Reintroducing domestic science
Image copyright theparkschoolpreston.co.uk
Instead of focusing on mathematics, linguistics and economics in schools, let’s reintroduce household techniques as an integrated part of our youth’s training course. Previously, one of the family members dedicated his/hers (usually the latter) time on grocery shopping, cooking, knowing what’s good for you and what’s not and knowing what grows in what season. Now, if you’re lucky, you or your partner is interested in the subject or you simply like cooking and you’ll end up with at least a piece of the puzzle. I was one of those people who had no general idea about seasons. Try gardening, it solves a lot of problems (but introduces new ones like snails).

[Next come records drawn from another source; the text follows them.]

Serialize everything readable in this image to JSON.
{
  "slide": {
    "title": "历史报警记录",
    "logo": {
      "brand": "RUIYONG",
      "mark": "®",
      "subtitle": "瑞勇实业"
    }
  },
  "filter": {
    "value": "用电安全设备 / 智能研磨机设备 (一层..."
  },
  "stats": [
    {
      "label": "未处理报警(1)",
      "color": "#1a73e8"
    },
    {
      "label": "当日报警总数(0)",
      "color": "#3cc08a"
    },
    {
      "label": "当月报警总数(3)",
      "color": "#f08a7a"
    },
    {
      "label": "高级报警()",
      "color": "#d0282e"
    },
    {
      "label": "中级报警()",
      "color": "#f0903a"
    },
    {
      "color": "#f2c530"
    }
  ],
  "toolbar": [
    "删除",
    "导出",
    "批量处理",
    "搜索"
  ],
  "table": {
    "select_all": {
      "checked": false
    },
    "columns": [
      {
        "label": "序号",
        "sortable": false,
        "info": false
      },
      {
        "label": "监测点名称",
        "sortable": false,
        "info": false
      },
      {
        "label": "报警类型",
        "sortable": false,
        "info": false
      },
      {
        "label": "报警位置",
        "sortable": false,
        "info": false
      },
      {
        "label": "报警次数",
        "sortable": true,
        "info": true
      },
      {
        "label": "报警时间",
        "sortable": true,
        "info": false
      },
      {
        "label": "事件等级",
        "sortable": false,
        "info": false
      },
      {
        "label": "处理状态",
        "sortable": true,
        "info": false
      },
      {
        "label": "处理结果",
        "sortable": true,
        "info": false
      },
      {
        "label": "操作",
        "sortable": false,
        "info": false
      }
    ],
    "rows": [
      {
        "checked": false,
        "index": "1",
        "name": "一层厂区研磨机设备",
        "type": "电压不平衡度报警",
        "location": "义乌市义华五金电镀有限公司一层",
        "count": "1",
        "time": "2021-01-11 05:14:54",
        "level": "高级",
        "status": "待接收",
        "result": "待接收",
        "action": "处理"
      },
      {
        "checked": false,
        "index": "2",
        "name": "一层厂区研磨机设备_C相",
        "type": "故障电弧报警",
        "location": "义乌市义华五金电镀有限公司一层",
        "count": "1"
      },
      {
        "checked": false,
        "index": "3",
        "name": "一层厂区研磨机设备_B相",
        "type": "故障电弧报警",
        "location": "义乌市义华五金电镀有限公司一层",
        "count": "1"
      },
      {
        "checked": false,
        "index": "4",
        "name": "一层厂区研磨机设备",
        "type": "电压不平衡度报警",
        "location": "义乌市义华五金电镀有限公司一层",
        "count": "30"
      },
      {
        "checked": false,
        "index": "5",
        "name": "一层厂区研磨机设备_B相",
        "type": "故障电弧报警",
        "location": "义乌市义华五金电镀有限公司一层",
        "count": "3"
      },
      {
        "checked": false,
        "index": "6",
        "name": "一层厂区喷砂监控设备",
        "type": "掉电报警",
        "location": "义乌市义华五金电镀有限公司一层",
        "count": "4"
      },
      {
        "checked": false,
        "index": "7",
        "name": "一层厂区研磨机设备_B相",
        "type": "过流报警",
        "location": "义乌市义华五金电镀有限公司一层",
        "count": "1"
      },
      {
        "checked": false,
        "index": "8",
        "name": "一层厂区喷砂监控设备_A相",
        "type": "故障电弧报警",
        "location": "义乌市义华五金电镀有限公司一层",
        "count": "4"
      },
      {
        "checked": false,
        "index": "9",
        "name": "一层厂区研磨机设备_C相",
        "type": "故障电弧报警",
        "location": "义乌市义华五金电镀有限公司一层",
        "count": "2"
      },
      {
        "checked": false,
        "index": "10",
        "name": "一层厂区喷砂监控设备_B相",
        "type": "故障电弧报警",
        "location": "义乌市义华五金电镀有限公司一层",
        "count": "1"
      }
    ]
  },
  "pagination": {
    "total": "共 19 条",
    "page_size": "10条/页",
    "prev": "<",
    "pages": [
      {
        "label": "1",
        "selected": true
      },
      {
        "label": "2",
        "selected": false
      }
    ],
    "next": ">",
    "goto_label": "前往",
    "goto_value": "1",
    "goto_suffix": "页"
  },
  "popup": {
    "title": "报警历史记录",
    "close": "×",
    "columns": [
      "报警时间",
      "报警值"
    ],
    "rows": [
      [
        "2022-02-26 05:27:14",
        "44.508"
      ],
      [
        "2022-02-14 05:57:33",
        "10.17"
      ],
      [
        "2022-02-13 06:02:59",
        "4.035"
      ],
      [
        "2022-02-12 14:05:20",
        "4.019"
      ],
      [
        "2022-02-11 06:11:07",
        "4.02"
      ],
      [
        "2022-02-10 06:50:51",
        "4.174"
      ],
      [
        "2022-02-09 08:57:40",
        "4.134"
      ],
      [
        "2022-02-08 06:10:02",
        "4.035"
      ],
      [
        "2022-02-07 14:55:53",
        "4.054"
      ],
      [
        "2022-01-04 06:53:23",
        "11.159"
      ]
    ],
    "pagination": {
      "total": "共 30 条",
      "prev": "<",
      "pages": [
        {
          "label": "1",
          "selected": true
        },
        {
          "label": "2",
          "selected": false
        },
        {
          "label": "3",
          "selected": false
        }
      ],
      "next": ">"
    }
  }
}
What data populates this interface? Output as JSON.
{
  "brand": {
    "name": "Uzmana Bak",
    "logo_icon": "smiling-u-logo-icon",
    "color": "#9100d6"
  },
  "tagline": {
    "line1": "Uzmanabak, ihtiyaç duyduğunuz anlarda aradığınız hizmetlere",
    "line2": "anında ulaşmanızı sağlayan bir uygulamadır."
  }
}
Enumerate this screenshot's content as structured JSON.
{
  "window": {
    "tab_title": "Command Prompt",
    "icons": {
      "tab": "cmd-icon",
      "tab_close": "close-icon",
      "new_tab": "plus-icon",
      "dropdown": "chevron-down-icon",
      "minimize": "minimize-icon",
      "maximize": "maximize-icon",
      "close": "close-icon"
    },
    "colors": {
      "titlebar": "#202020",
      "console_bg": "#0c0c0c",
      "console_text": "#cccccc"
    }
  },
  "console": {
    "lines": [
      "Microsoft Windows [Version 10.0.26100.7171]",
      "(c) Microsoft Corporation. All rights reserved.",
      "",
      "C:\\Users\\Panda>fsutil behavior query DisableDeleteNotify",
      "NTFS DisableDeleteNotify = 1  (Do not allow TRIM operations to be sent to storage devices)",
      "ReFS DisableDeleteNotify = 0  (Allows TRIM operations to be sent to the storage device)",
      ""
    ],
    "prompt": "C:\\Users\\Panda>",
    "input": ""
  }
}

The second part of my personal solution would be to get rid of supermarkets. I know this sounds insane and impossible in the volatile world we live in today, but instead of browsing through loads of garbage you might end up with something exceptional if you go to a market or speciality stores. This doesn’t mean that the store can’t be “big” or you won’t find everything in the same place - chances are high you indeed won’t. I used to resent the notion of having to do my weekly grocery shopping and now I look forward to it every single time. It took a long time before realizing I had to flip a switch in my head in order to achieve this mental state. Farmer’s Markets are a great solution if you take the time to get to know the farmer. You’ll learn how the wheat is milled and where the rye is grown.
Invest the time. You’ll have to eat three times a day for the rest of your life.
Might as well be something nourishing.